Shortest path algorithms are quite rich. Everybody knows Dijkstra and Bellman-Ford, but they are not the end of the story:
- Dijkstra is part of the collection of label setting algorithms and Bellman-Ford is part of the collection of label correcting algorithms
- Dijkstra implementations have seen a lot of research: Dijkstra with a Heap is
$O(N \log N + E)$ but better complexities and more performant implementations can be obtained by working with other priority queue data structures - Bidirectional label setting is a simple idea which yields a good performance improvement
- Bertsekas introduced an auction algorithm for the shortest path which does not fit into the usual categories of shortest path algorithms
- The network simplex takes a relatively simple form when used to solve shortest path problems
Some things to work on:
- More abstract graph interface without sacrificing performance: notably
g.fwshould befw(g). This would notably allow for lazy graphs, which will eventually come in handy. - Implement random graph generators for a variety of "families" to test how robust the various algorithms are.

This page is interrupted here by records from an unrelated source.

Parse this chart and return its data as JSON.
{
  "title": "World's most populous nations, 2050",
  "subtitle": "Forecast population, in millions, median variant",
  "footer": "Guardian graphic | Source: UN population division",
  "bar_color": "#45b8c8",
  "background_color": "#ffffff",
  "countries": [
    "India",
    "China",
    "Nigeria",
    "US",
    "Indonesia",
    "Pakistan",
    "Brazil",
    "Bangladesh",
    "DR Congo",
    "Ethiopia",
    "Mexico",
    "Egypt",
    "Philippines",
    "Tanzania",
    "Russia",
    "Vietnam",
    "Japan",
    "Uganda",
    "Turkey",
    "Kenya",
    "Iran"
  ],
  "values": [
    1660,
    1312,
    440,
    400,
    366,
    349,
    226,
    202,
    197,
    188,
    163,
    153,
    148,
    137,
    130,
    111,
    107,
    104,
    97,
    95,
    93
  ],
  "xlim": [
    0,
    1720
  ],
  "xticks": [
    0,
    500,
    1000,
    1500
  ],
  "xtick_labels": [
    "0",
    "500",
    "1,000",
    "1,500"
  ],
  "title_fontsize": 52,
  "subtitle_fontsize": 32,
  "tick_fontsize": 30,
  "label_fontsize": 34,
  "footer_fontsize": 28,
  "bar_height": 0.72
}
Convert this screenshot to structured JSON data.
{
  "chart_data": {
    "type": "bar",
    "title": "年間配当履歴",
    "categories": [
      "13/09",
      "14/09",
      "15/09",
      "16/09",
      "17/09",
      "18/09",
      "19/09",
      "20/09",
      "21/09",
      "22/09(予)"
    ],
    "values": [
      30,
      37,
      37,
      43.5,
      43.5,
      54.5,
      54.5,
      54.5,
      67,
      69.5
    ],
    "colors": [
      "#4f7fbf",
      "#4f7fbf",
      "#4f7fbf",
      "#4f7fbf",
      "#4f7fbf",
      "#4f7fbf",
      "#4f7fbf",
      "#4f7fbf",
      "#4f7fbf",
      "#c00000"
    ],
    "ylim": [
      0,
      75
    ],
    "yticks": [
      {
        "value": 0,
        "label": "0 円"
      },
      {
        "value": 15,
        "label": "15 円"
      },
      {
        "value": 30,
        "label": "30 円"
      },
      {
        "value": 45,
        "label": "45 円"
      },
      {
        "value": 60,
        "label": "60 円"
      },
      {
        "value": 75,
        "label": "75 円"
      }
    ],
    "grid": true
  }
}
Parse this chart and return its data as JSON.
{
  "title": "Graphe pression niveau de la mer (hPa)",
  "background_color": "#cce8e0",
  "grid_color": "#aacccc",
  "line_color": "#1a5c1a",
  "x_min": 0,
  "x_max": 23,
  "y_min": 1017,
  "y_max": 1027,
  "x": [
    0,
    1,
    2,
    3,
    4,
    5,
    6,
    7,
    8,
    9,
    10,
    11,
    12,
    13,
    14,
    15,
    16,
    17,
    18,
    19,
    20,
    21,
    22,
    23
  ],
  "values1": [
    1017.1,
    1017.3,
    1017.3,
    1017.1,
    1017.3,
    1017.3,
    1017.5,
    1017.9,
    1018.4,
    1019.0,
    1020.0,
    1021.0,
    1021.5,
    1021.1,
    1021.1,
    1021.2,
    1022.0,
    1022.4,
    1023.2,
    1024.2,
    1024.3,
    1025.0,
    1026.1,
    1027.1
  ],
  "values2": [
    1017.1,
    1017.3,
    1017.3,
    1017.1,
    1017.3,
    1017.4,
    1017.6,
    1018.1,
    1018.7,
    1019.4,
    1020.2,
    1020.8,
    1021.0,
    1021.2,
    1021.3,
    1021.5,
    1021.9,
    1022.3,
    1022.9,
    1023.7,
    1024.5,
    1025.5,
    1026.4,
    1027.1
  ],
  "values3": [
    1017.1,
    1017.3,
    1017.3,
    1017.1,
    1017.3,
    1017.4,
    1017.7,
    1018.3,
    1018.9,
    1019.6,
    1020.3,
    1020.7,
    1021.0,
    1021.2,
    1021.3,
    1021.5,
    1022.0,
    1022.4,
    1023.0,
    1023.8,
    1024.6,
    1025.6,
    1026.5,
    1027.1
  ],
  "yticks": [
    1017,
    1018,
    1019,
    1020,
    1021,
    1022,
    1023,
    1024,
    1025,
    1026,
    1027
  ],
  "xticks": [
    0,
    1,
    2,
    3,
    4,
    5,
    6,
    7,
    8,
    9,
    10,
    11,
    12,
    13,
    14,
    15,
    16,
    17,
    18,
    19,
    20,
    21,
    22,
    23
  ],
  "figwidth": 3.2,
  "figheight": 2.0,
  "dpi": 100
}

- Two-level, multilevel, and HOT-Queues Dijkstra implementations (these are all monotonic priority queue structures)
- Speed up the network simplex algorithm by using more appropriate data structures. Currently, updating prices is
$O(N)$ and pivoting is$O(d)$ (degree) - Speed up the auction algorithm (several papers give simple ideas to do so)
- Explore parallelism: Bertsekas claims the auction algorithm greatly benefits.
- Implement the Landmarks idea introduced by Goldberg & Harrelson.
- Perhaps the idea above can be used as a warm start for the Auction algorithm: the latter is a form of dual ascent algorithm which would benefit from approximate, feasible starting prices.
- Implement other label setting algorithms like D'Esopo-Pape
- Implement the primal-dual shortest path algorithm based on the cut formulation for the shortest path problem
- Implement the primal-dual shortest path algorithm based on the min cost flow formulation
- Use the simplex algorithm to enumerate shortest paths in order of increasing lengths: this is running a shortest path algo on the graph of extremal points of the shortest path polyhedron ! I believe this has never been done before
- Implement a scaling algorithm (FPTA) to solve the constrained shortest path as a shortest path problem an an auxiliary graph (details to come)
- Implement Glover's threshold algorithm, and his PSP algorithm
julia test/runtests.jl
Open the src/bench.ipynb jupyter notebook and run all.